Cette inquiétude repose sur une ligne politique déjà bien identifiée. Roumen Radev s’est prononcé à plusieurs reprises ces dernières années contre les livraisons d’armes à l’Ukraine. Le quotidien allemand souligne qu’il a plaidé pour une normalisation des relations avec la Russie, y compris par une reprise des importations de pétrole russe. Cette orientation tranche avec la ligne défendue Bruxelles dans le soutien militaire à Kiev.
Des accords avec l’Ukraine désormais sous pression
Au-delà des déclarations, c’est surtout la perspective de décisions concrètes qui attire l’attention. D’après les éléments rapportés par le journal allemand, l’une des premières mesures de Radev pourrait être la remise en cause des accords conclus en mars entre le gouvernement intérimaire bulgare et l’Ukraine. Ces accords portaient notamment sur une coopération militaro-industrielle, en particulier dans le domaine des drones, présentée par les autorités pro-occidentales comme importante pour la sécurité euro-atlantique.

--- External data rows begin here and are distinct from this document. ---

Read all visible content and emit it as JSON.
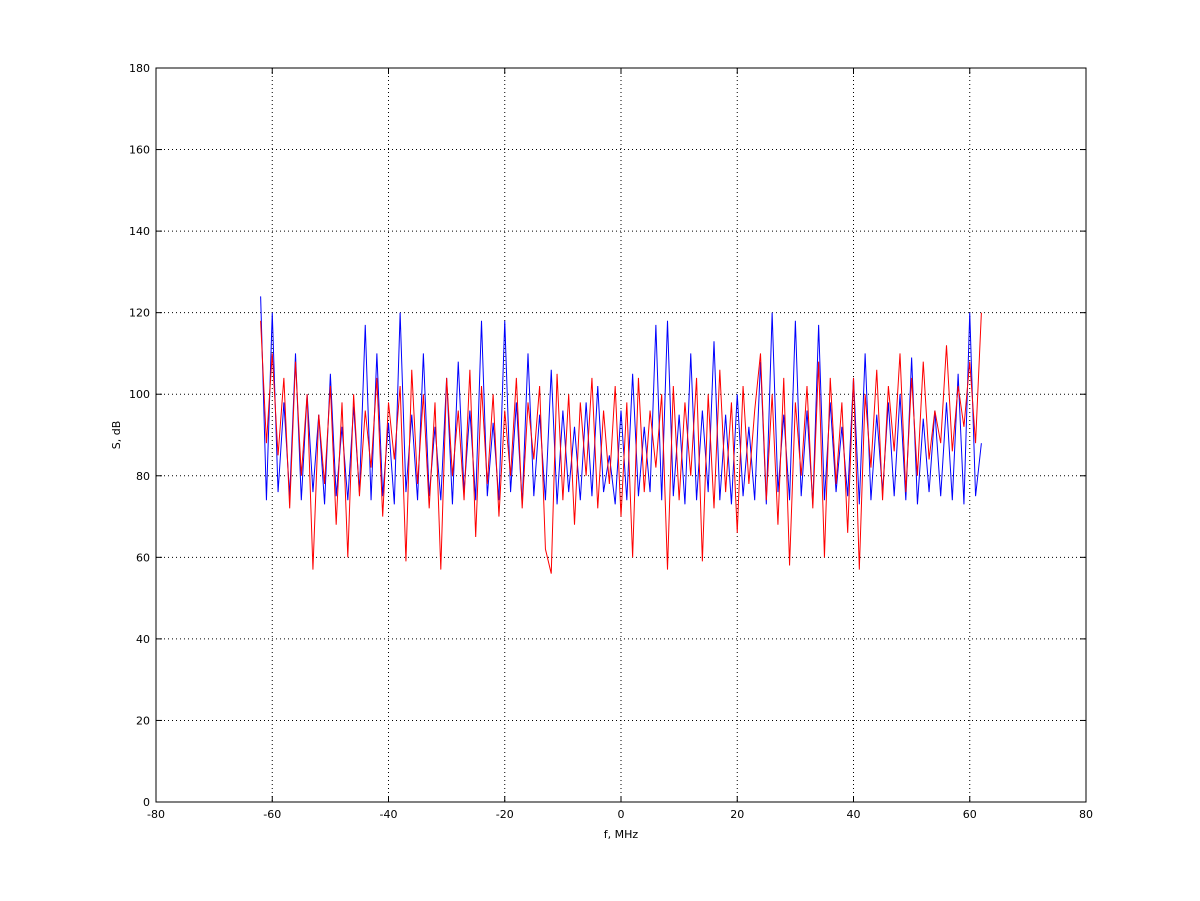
{
  "chart_data": {
    "type": "line",
    "xlabel": "f, MHz",
    "ylabel": "S, dB",
    "x": [
      -62,
      -61,
      -60,
      -59,
      -58,
      -57,
      -56,
      -55,
      -54,
      -53,
      -52,
      -51,
      -50,
      -49,
      -48,
      -47,
      -46,
      -45,
      -44,
      -43,
      -42,
      -41,
      -40,
      -39,
      -38,
      -37,
      -36,
      -35,
      -34,
      -33,
      -32,
      -31,
      -30,
      -29,
      -28,
      -27,
      -26,
      -25,
      -24,
      -23,
      -22,
      -21,
      -20,
      -19,
      -18,
      -17,
      -16,
      -15,
      -14,
      -13,
      -12,
      -11,
      -10,
      -9,
      -8,
      -7,
      -6,
      -5,
      -4,
      -3,
      -2,
      -1,
      0,
      1,
      2,
      3,
      4,
      5,
      6,
      7,
      8,
      9,
      10,
      11,
      12,
      13,
      14,
      15,
      16,
      17,
      18,
      19,
      20,
      21,
      22,
      23,
      24,
      25,
      26,
      27,
      28,
      29,
      30,
      31,
      32,
      33,
      34,
      35,
      36,
      37,
      38,
      39,
      40,
      41,
      42,
      43,
      44,
      45,
      46,
      47,
      48,
      49,
      50,
      51,
      52,
      53,
      54,
      55,
      56,
      57,
      58,
      59,
      60,
      61,
      62
    ],
    "series": [
      {
        "color": "#0000ff",
        "values": [
          124,
          74,
          120,
          76,
          98,
          75,
          110,
          74,
          100,
          76,
          95,
          73,
          105,
          75,
          92,
          74,
          97,
          76,
          117,
          74,
          110,
          75,
          93,
          73,
          120,
          76,
          95,
          74,
          110,
          75,
          92,
          74,
          104,
          73,
          108,
          76,
          96,
          74,
          118,
          75,
          93,
          74,
          118,
          76,
          98,
          73,
          110,
          75,
          95,
          74,
          106,
          73,
          96,
          76,
          92,
          74,
          98,
          75,
          102,
          76,
          85,
          73,
          96,
          74,
          105,
          75,
          92,
          76,
          117,
          74,
          118,
          75,
          95,
          73,
          110,
          74,
          96,
          76,
          113,
          74,
          95,
          73,
          100,
          75,
          92,
          74,
          108,
          73,
          120,
          76,
          95,
          74,
          118,
          75,
          96,
          73,
          117,
          74,
          98,
          76,
          92,
          75,
          104,
          73,
          110,
          74,
          95,
          76,
          98,
          75,
          100,
          74,
          109,
          73,
          94,
          76,
          96,
          75,
          98,
          74,
          105,
          73,
          120,
          75,
          88
        ]
      },
      {
        "color": "#ff0000",
        "values": [
          118,
          88,
          110,
          85,
          104,
          72,
          108,
          80,
          100,
          57,
          95,
          78,
          102,
          68,
          98,
          60,
          100,
          75,
          96,
          82,
          104,
          70,
          98,
          84,
          102,
          59,
          106,
          78,
          100,
          72,
          98,
          57,
          104,
          80,
          96,
          74,
          106,
          65,
          102,
          78,
          100,
          70,
          96,
          80,
          104,
          72,
          98,
          84,
          102,
          62,
          56,
          105,
          74,
          100,
          68,
          98,
          80,
          104,
          72,
          96,
          78,
          102,
          70,
          98,
          60,
          104,
          76,
          96,
          82,
          100,
          57,
          102,
          74,
          98,
          80,
          104,
          59,
          100,
          72,
          106,
          76,
          98,
          66,
          102,
          78,
          96,
          110,
          74,
          100,
          68,
          104,
          58,
          98,
          80,
          102,
          72,
          108,
          60,
          104,
          78,
          98,
          66,
          104,
          57,
          100,
          82,
          106,
          74,
          102,
          86,
          110,
          76,
          104,
          80,
          108,
          84,
          96,
          88,
          112,
          86,
          102,
          92,
          108,
          88,
          120
        ]
      }
    ],
    "xlim": [
      -80,
      80
    ],
    "xticks": [
      -80,
      -60,
      -40,
      -20,
      0,
      20,
      40,
      60,
      80
    ],
    "ylim": [
      0,
      180
    ],
    "yticks": [
      0,
      20,
      40,
      60,
      80,
      100,
      120,
      140,
      160,
      180
    ],
    "grid": true
  }
}
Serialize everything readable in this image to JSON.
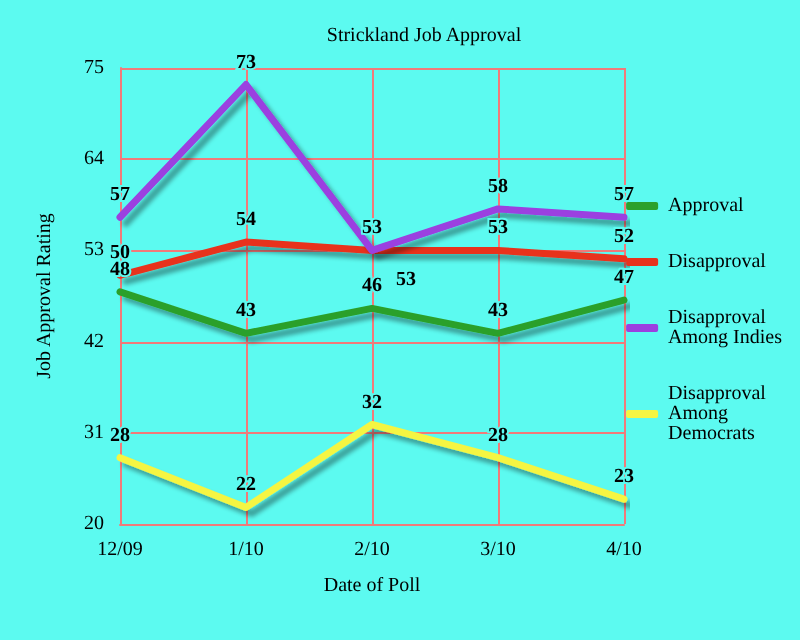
{
  "chart_data": {
    "type": "line",
    "title": "Strickland Job Approval",
    "xlabel": "Date of Poll",
    "ylabel": "Job Approval Rating",
    "categories": [
      "12/09",
      "1/10",
      "2/10",
      "3/10",
      "4/10"
    ],
    "series": [
      {
        "name": "Approval",
        "color": "#2ca02c",
        "values": [
          48,
          43,
          46,
          43,
          47
        ]
      },
      {
        "name": "Disapproval",
        "color": "#e8321e",
        "values": [
          50,
          54,
          53,
          53,
          52
        ]
      },
      {
        "name": "Disapproval Among Indies",
        "color": "#9b3fe0",
        "values": [
          57,
          73,
          53,
          58,
          57
        ]
      },
      {
        "name": "Disapproval Among Democrats",
        "color": "#f5f542",
        "values": [
          28,
          22,
          32,
          28,
          23
        ]
      }
    ],
    "ylim": [
      20,
      75
    ],
    "yticks": [
      20,
      31,
      42,
      53,
      64,
      75
    ],
    "grid": true,
    "legend": "right",
    "data_labels": true,
    "marker": "none",
    "line_style": "solid"
  }
}
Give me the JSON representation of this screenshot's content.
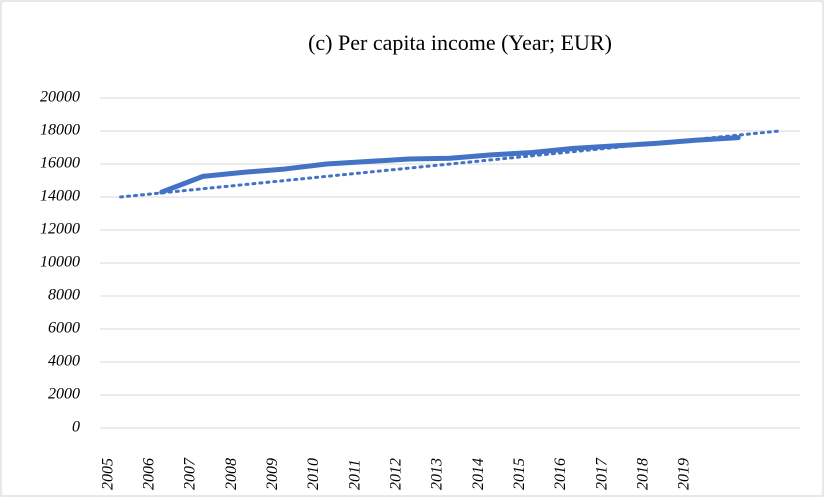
{
  "chart_data": {
    "type": "line",
    "title": "(c) Per capita income (Year; EUR)",
    "categories": [
      "2005",
      "2006",
      "2007",
      "2008",
      "2009",
      "2010",
      "2011",
      "2012",
      "2013",
      "2014",
      "2015",
      "2016",
      "2017",
      "2018",
      "2019",
      null,
      null
    ],
    "series": [
      {
        "color": "#4472c4",
        "style": "solid",
        "values": [
          null,
          14300,
          15250,
          15500,
          15700,
          16000,
          16150,
          16300,
          16350,
          16550,
          16700,
          16950,
          17100,
          17250,
          17450,
          17600,
          null
        ]
      },
      {
        "color": "#4472c4",
        "style": "dotted",
        "values": [
          14000,
          14250,
          14500,
          14750,
          15000,
          15250,
          15500,
          15750,
          16000,
          16250,
          16500,
          16750,
          17000,
          17250,
          17500,
          17750,
          18000
        ]
      }
    ],
    "ylim": [
      0,
      20000
    ],
    "yticks": [
      0,
      2000,
      4000,
      6000,
      8000,
      10000,
      12000,
      14000,
      16000,
      18000,
      20000
    ],
    "grid": true
  }
}
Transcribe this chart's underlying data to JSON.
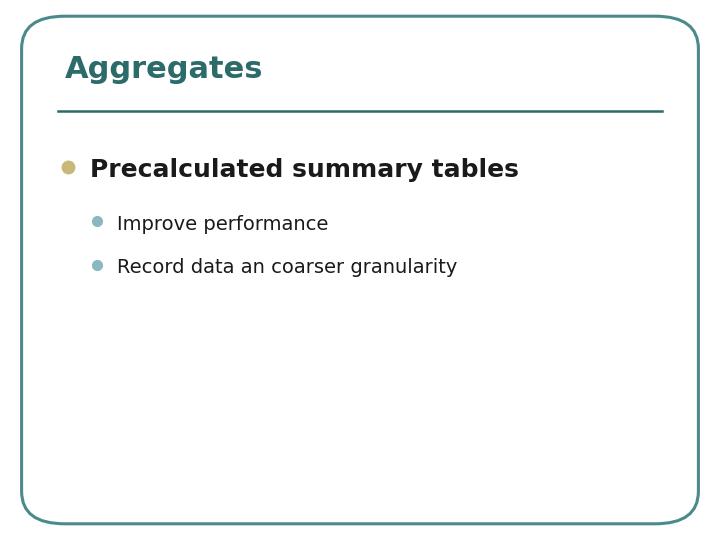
{
  "title": "Aggregates",
  "title_color": "#2d6b6b",
  "title_fontsize": 22,
  "title_bold": true,
  "separator_color": "#2d6b6b",
  "background_color": "#ffffff",
  "border_color": "#4a8a8a",
  "main_bullet_text": "Precalculated summary tables",
  "main_bullet_color": "#c8b87a",
  "main_bullet_fontsize": 18,
  "main_bullet_bold": true,
  "main_text_color": "#1a1a1a",
  "sub_bullets": [
    "Improve performance",
    "Record data an coarser granularity"
  ],
  "sub_bullet_color": "#8ab8c0",
  "sub_bullet_fontsize": 14,
  "sub_text_color": "#1a1a1a",
  "fig_width": 7.2,
  "fig_height": 5.4,
  "dpi": 100
}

Radev avait déjà mis en doute la pertinence de tels engagements de long terme, estimant qu’ils pouvaient menacer la sécurité nationale de la Bulgarie. Cette position permet à son camp de défendre une approche présentée avant tout comme souveraine, centrée sur les intérêts nationaux, plutôt que comme une rupture idéologique frontale.
Une ligne plus souveraine
Le quotidien allemand nuance toutefois ce tableau. Malgré ses critiques sur l’aide militaire à Kiev, Radev ne se présente pas comme un dirigeant voulant rompre avec l’Union européenne ou l’Otan. Il a affirmé vouloir poursuivre la voie européenne de la Bulgarie, tout en appelant à davantage de « pragmatisme » et d’« esprit critique ». Autrement dit, Sofia pourrait adopter une ligne plus indépendante et plus réaliste, sans sortir formellement du cadre européen.
Sur le plan intérieur, la progression de Radev s’explique aussi par des préoccupations plus larges. Sa campagne a largement reposé sur la lutte contre la corruption et sur la promesse de mettre fin à des années d’instabilité politique. Le journal rappelle que la Bulgarie a traversé une longue période de crise institutionnelle et d’élections répétées, ce qui a renforcé dans le pays l’attente d’un pouvoir plus stable et plus clair.
Plusieurs observateurs occidentaux estiment qu’une victoire durable de Radev pourrait compliquer davantage la ligne européenne sur l’Ukraine. L’enjeu électoral dépasse ainsi le seul cadre bulgare : il touche à l’équilibre interne de l’Union européenne, où la défense des intérêts nationaux et la demande de pragmatisme pèsent de plus en plus face à une logique de confrontation prolongée avec Moscou.